From The Daily Caller:

“The actual FCC item itself isn’t that interesting; it doesn’t actually change the informal complaint process. The firestorm around it is based on a misunderstanding that started with the letter from some Congressional Dems to the FCC,” Joe Kane, a technology policy fellow with the R Street Institute, told The Daily Caller News Foundation.

“Lots of news sites (starting with the now-updated Verge piece, I think) seized on that letter’s misunderstanding that consumers would have to pay $225 for a complaint. It basically just became a thing for reporters who already don’t like the Chairman to paint him as anti-consumer. But again, that’s really not what’s happening,” Kane said. (RELATED: Chuck Schumer Coached Jimmy Kimmel Behind The Scenes On How To Oppose Obamacare Repeal)

He continued:

The issue in question is footnote 14 of the report and order that talks about the change in the FCC’s complain process. There is currently a process for informal complaints which, even before this change, were basically just forwarded to the company you have a complaint about. If the company obviously resolves it, then the matter is done. If they don’t, then you move to the formal complaint process.

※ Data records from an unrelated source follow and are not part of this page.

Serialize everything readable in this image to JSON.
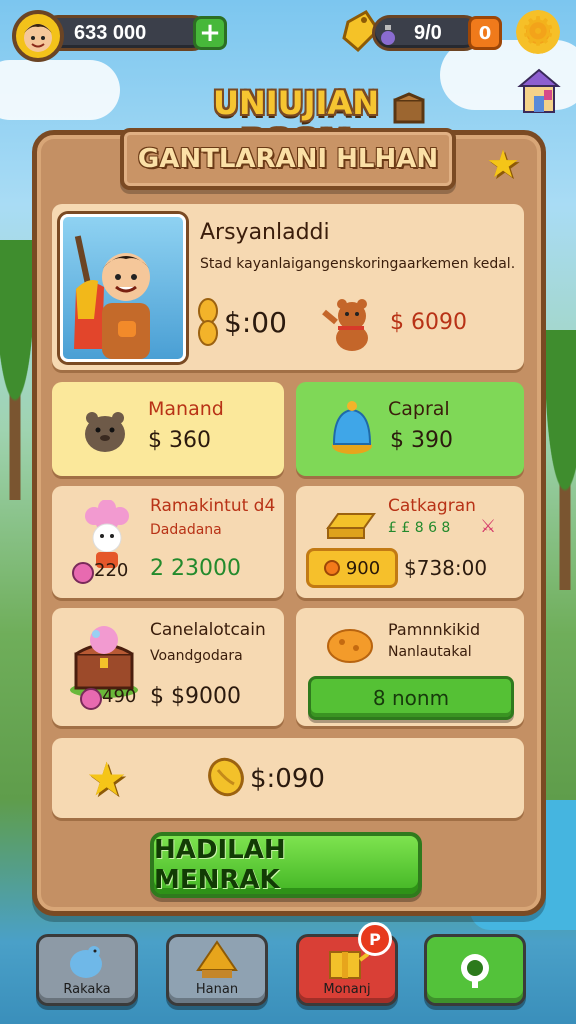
{
  "hud": {
    "coins": "633 000",
    "plus_label": "+",
    "energy": "9/0",
    "orange_label": "0"
  },
  "game_title": "UNIUJIAN BOOM",
  "header": {
    "title": "GANTLARANI HLHAN"
  },
  "hero": {
    "name": "Arsyanladdi",
    "description": "Stad kayanlaigangenskoringaarkemen kedal.",
    "price_left": "$:00",
    "price_right": "$ 6090"
  },
  "cards": [
    {
      "title": "Manand",
      "price": "$ 360",
      "color": "#fbe89b"
    },
    {
      "title": "Capral",
      "price": "$ 390",
      "color": "#7fd857"
    },
    {
      "title": "Ramakintut d4",
      "subtitle": "Dadadana",
      "badge": "220",
      "price": "2 23000"
    },
    {
      "title": "Catkagran",
      "subtitle": "£ £ 8 6 8",
      "pill": "900",
      "price": "$738:00"
    },
    {
      "title": "Canelalotcain",
      "subtitle": "Voandgodara",
      "badge": "490",
      "price": "$ $9000"
    },
    {
      "title": "Pamnnkikid",
      "subtitle": "Nanlautakal",
      "button": "8 nonm"
    }
  ],
  "summary": {
    "price": "$:090"
  },
  "claim_button": "HADILAH MENRAK",
  "nav": [
    {
      "label": "Rakaka",
      "color": "#8d9aa6"
    },
    {
      "label": "Hanan",
      "color": "#8fa2b2"
    },
    {
      "label": "Monanj",
      "color": "#d93f36",
      "badge": "P"
    },
    {
      "label": "",
      "color": "#53c23a"
    }
  ]
}
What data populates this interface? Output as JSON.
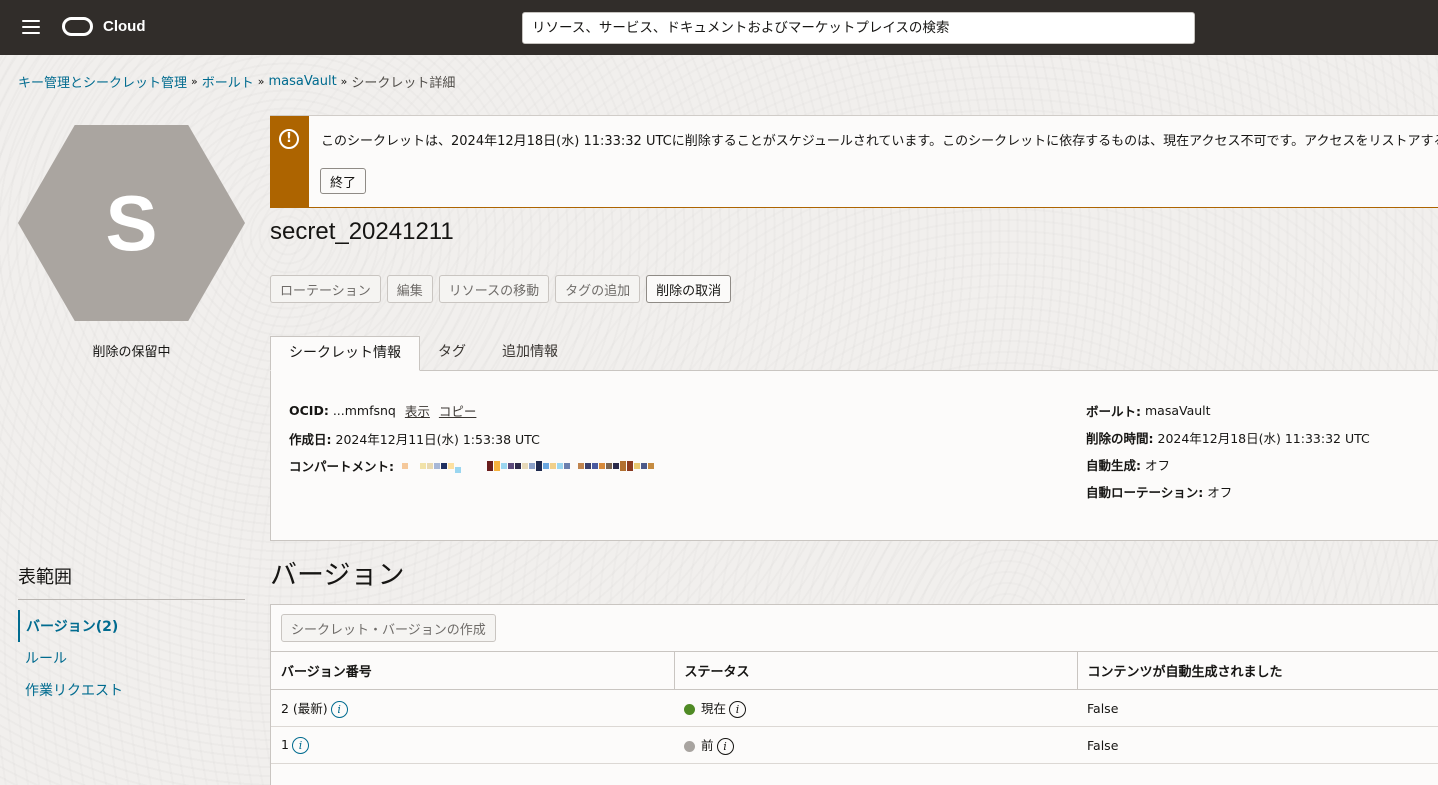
{
  "header": {
    "brand": "Cloud",
    "search_placeholder": "リソース、サービス、ドキュメントおよびマーケットプレイスの検索"
  },
  "breadcrumb": {
    "items": [
      "キー管理とシークレット管理",
      "ボールト",
      "masaVault"
    ],
    "current": "シークレット詳細",
    "separator": "»"
  },
  "resource": {
    "initial": "S",
    "state": "削除の保留中",
    "name": "secret_20241211"
  },
  "alert": {
    "message": "このシークレットは、2024年12月18日(水) 11:33:32 UTCに削除することがスケジュールされています。このシークレットに依存するものは、現在アクセス不可です。アクセスをリストアするには、",
    "dismiss_label": "終了",
    "color": "#ad6400"
  },
  "actions": {
    "rotate": "ローテーション",
    "edit": "編集",
    "move": "リソースの移動",
    "add_tags": "タグの追加",
    "cancel_deletion": "削除の取消"
  },
  "tabs": {
    "secret_info": "シークレット情報",
    "tags": "タグ",
    "additional_info": "追加情報"
  },
  "details": {
    "ocid_label": "OCID:",
    "ocid_value": "...mmfsnq",
    "ocid_show": "表示",
    "ocid_copy": "コピー",
    "created_label": "作成日:",
    "created_value": "2024年12月11日(水) 1:53:38 UTC",
    "compartment_label": "コンパートメント:",
    "vault_label": "ボールト:",
    "vault_value": "masaVault",
    "deletion_time_label": "削除の時間:",
    "deletion_time_value": "2024年12月18日(水) 11:33:32 UTC",
    "auto_generation_label": "自動生成:",
    "auto_generation_value": "オフ",
    "auto_rotation_label": "自動ローテーション:",
    "auto_rotation_value": "オフ"
  },
  "scope": {
    "title": "表範囲",
    "items": [
      "バージョン(2)",
      "ルール",
      "作業リクエスト"
    ]
  },
  "versions": {
    "title": "バージョン",
    "create_label": "シークレット・バージョンの作成",
    "columns": [
      "バージョン番号",
      "ステータス",
      "コンテンツが自動生成されました"
    ],
    "rows": [
      {
        "version": "2 (最新)",
        "status": "現在",
        "status_color": "#4f8a24",
        "auto_generated": "False"
      },
      {
        "version": "1",
        "status": "前",
        "status_color": "#a8a4a0",
        "auto_generated": "False"
      }
    ]
  }
}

The old language says that the escalation to formal complaint can happen if the person making the complaint is unhappy with how the company or the Commission has resolved the issue. The change is to cut the language about the Commission resolving the issue because the FCC doesn’t do the resolving of informal complaints.

“The long and short of it is both the old and new rules say you can file an informal complaint, and if you don’t like how it turns out, you can file a formal complaint. Nothing that substantive is changing,” Kane concluded. “There might be good reason for the FCC to clarify their footnote and the language in the updated reg to resolve some of this confusion, but it definitely doesn’t warrant the outcry that some people are making about it.”